Snowflake and Anaconda recently announced the general availability of Snowpark for Python, a solution that embeds Anaconda’s data and machine learning packages within Snowflake’s Data Cloud.
Previously available in public preview since June, this new native integration is for the Python community of data scientists, data engineers, developers, and analysts who wish to build data pipelines and machine learning workflows directly within Snowflake.
Snowflake says Python is catching up to SQL in popularity within the data world, and its key motivation behind Snowpark for Python was to foster the value of SQL and Python working together without the need for complex infrastructure management for separate languages.
The companies list Snowpark for Python’s capabilities as the following:
- Run secure Python-based workflows without the need to copy or move data.
- Access the most popular open-source Python packages such as NumPy, scikit-learn, SciPy, pandas, TensorFlow and others in Snowflake without any manual installs.
- Accelerate Python-based workflows running inside Snowflake’s secure processing engine with Anaconda’s dependency management and securely built packages.
- Build production data pipelines and data science workflows with Anaconda-curated Python libraries that run in a secure sandbox inside Snowflake.
“Since we announced the public preview of Anaconda in Snowpark for Python this June, data scientists have told us that the ability to use their favorite programming language directly inside the database has been a game-changer,” said Peter Wang, CEO and co-founder of Anaconda. “Snowflake users can be more productive with cutting-edge machine learning tools while meeting the needs of organizational governance; at the production end, it is easier for the business to ‘see’ machine learning models and deploy them into business environments.”
Coding in multiple languages can result in heightened security risks due to siloed data: “Snowpark users’ seamless access to Anaconda’s curated package repository helps address two of the biggest challenges data scientists face using open-source software: Meeting InfoSec standards and managing package dependencies in their computing environments,” Anaconda said in a release.
“As a major contributor to open source projects, Snowflake wanted to bring enterprise-grade open-source innovation to the Snowflake Data Cloud,” said Torsten Grabs, director of product management at Snowflake. “By embedding Anaconda’s repository and package manager into the Snowflake engine, data scientists and engineers can use the most popular open source packages without needing to copy or move the data.”
Snowflake says the GA of Snowpark for Python is just the beginning.

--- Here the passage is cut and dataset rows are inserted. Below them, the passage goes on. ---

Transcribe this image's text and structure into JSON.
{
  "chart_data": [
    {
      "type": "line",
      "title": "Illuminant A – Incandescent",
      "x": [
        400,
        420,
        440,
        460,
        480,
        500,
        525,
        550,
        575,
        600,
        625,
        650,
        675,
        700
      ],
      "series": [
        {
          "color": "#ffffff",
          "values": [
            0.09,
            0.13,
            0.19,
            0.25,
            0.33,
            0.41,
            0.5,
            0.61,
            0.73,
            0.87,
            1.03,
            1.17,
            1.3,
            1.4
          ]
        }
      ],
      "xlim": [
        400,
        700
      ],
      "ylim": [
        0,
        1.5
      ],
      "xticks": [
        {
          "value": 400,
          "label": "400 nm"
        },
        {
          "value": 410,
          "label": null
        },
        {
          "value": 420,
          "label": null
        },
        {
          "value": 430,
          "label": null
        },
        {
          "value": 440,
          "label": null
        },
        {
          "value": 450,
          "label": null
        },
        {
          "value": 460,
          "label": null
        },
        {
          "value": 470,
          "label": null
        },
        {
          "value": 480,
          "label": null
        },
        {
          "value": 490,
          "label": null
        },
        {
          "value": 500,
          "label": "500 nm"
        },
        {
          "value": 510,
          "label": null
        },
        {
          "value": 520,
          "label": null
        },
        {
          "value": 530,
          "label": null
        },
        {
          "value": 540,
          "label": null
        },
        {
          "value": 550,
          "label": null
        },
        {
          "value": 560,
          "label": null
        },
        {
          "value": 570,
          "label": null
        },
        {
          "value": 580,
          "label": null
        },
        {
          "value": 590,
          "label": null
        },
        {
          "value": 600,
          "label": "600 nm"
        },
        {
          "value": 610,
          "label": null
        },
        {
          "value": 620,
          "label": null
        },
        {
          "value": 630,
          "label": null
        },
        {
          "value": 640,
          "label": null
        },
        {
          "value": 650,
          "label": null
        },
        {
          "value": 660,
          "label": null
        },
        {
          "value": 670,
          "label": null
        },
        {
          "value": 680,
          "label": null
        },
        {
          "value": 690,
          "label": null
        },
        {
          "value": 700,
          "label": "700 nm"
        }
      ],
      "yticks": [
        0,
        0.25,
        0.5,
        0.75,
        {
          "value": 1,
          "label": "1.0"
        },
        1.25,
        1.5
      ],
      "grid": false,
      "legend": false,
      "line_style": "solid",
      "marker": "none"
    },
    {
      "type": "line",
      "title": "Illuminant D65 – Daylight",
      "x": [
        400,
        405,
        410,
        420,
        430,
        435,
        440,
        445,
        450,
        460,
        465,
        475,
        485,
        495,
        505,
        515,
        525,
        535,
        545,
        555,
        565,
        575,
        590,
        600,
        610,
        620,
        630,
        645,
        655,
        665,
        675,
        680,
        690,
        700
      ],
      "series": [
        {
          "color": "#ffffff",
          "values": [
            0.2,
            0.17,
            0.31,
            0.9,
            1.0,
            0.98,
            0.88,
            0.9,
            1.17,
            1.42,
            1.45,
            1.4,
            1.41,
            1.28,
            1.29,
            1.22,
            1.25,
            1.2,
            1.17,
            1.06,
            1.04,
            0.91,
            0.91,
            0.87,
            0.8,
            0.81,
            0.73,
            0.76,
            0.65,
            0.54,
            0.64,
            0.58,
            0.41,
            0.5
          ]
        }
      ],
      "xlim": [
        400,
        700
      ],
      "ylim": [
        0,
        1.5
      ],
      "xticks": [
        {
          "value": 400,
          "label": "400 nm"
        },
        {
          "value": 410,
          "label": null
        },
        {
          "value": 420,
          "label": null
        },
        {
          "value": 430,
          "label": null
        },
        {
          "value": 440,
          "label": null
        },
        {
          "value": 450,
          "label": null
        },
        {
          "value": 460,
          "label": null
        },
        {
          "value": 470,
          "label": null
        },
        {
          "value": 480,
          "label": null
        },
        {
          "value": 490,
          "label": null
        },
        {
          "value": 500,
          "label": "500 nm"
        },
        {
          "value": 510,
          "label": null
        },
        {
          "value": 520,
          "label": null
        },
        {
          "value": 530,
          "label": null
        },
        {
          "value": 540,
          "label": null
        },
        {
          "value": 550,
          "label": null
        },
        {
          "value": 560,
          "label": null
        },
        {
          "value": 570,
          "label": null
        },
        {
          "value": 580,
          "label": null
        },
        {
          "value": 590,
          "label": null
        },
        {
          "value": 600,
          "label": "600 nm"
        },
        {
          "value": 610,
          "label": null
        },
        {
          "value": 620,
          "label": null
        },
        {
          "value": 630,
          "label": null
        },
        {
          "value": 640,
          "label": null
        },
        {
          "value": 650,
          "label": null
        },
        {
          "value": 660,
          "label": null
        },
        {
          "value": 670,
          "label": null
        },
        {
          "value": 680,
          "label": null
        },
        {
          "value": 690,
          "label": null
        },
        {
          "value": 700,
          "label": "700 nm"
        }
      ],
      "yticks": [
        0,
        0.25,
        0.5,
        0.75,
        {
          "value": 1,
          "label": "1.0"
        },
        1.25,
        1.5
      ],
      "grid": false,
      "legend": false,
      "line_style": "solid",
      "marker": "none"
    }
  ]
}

The company is actively expanding functionality based on community feedback from the Snowflake and Anaconda ideas board. The company will continue adding packages to the existing repository of over 2,000 packages available in the Snowflake channel. Since public preview, example packages added include Prophet, PyNomaly, Datasketch, h3-py, Gensim, email_validator, PyPDF2, and tzdata, among others. In the future, Snowflake plans to add support for Python 3.9 and higher, offer user-defined aggregate functions, and grant the ability for more granular package access controls.

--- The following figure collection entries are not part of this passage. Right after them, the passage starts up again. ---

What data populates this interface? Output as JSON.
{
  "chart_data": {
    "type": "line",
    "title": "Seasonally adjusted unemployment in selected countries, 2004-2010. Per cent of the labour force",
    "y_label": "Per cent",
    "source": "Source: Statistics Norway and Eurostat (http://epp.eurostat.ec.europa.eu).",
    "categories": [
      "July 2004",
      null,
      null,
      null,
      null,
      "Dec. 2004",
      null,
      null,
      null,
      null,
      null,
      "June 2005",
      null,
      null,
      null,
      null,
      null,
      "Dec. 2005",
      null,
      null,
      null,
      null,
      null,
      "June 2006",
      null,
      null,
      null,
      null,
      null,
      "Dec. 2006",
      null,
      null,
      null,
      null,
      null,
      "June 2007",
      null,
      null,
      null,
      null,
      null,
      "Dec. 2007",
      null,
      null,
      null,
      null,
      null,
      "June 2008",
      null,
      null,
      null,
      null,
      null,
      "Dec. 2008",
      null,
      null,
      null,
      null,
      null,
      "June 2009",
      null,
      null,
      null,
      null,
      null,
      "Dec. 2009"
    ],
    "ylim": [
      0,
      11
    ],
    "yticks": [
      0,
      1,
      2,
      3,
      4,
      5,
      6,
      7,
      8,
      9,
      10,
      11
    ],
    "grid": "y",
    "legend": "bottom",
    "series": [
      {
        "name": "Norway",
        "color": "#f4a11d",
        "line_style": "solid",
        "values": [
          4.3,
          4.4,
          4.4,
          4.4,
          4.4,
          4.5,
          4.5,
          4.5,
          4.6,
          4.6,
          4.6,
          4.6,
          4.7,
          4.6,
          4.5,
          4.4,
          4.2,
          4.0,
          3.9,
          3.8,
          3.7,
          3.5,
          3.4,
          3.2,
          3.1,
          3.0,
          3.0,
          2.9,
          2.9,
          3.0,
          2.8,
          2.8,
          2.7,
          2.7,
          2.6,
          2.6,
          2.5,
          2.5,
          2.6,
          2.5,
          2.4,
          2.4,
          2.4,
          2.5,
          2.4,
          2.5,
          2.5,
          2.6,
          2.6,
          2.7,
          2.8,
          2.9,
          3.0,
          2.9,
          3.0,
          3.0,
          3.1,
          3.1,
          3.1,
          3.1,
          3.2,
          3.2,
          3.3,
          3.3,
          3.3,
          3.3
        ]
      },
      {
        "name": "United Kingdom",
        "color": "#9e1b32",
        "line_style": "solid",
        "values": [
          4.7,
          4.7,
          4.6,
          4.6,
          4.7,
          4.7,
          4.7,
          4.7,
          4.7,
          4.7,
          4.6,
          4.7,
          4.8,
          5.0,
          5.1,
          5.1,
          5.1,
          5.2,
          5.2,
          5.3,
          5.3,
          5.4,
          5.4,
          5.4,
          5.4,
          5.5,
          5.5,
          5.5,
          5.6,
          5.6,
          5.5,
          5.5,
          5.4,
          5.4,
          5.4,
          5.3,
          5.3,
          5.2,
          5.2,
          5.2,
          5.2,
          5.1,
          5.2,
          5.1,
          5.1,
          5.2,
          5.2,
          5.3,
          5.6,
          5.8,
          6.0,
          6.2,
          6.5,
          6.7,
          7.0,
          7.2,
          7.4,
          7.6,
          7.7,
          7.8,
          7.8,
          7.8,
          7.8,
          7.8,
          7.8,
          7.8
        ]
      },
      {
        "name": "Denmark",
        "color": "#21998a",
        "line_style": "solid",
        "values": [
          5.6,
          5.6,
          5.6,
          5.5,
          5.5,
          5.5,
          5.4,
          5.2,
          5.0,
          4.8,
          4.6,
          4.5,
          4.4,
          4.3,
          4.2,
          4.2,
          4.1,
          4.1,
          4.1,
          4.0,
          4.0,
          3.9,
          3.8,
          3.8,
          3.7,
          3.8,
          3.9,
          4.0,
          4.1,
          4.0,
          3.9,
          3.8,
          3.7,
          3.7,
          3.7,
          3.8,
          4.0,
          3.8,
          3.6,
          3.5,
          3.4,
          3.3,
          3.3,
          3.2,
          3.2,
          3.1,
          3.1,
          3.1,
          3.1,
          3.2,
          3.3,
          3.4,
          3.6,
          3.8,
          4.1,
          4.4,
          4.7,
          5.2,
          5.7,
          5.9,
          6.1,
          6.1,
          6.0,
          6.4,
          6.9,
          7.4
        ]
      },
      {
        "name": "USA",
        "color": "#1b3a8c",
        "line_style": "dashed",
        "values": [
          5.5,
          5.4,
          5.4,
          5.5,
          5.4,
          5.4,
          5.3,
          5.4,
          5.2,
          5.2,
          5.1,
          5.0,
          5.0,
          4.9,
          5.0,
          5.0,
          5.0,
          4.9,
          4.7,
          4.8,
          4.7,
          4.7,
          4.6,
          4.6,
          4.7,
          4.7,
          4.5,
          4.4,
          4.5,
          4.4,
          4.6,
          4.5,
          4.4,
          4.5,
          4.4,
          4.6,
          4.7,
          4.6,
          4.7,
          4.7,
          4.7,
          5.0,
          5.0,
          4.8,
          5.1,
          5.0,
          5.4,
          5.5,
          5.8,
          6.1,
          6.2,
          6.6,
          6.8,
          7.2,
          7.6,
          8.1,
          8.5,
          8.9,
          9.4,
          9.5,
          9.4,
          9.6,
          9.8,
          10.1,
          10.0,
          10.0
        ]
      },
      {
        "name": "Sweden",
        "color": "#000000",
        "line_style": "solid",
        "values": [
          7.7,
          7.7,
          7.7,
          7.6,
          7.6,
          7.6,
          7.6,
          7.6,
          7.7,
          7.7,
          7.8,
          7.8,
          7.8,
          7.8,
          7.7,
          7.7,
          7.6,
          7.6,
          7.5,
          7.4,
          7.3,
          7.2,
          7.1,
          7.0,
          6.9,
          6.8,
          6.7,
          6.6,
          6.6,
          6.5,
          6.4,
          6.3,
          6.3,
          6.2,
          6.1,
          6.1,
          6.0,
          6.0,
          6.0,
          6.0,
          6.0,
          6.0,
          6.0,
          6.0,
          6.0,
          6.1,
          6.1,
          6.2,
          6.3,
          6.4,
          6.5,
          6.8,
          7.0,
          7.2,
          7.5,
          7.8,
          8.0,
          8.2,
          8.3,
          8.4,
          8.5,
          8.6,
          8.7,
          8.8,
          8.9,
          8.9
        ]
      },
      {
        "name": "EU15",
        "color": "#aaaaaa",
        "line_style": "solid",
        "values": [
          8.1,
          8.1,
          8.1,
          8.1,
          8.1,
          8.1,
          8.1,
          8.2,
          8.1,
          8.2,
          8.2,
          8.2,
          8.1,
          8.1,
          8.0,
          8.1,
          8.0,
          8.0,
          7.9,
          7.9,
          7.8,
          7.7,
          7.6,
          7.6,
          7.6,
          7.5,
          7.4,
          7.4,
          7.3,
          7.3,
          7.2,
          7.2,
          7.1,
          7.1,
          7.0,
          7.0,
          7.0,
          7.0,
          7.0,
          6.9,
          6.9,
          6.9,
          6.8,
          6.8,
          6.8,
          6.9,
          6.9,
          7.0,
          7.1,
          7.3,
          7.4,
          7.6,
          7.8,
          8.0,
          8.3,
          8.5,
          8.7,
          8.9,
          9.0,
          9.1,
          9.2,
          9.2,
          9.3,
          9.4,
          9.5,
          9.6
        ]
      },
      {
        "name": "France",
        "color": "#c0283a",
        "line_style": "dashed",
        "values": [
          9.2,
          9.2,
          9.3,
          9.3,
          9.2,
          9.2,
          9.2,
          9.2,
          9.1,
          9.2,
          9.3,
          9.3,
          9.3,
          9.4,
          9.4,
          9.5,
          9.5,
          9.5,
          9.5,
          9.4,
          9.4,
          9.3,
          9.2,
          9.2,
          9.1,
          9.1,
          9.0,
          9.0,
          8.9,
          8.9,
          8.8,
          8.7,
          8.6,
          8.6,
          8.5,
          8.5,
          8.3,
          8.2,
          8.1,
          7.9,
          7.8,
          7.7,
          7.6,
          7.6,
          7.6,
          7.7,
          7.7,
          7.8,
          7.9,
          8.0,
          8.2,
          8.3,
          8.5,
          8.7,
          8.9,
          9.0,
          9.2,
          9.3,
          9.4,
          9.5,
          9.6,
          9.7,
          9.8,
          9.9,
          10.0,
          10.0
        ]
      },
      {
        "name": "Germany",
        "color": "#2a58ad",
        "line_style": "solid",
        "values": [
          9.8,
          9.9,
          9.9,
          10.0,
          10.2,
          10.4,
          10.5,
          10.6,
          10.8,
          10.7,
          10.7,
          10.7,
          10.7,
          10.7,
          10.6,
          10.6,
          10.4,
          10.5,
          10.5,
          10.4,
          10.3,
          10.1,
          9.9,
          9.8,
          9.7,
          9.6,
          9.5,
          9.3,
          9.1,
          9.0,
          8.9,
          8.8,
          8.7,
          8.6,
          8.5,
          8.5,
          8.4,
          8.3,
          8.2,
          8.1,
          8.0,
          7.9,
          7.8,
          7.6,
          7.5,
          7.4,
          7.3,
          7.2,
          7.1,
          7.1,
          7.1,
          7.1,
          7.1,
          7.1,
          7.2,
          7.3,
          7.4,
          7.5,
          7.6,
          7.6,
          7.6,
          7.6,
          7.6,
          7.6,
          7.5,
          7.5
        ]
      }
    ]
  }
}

Snowflake also announced the public preview of Snowpark-optimized warehouses. The company claims that each node of the new warehouse option provides 16x more memory and 10x the cache compared to a standard warehouse. Snowflake says this will unlock ML training inside Snowflake for large datasets and enable memory-intensive operations such as statistical analysis, feature engineering transformations, model training, and inference.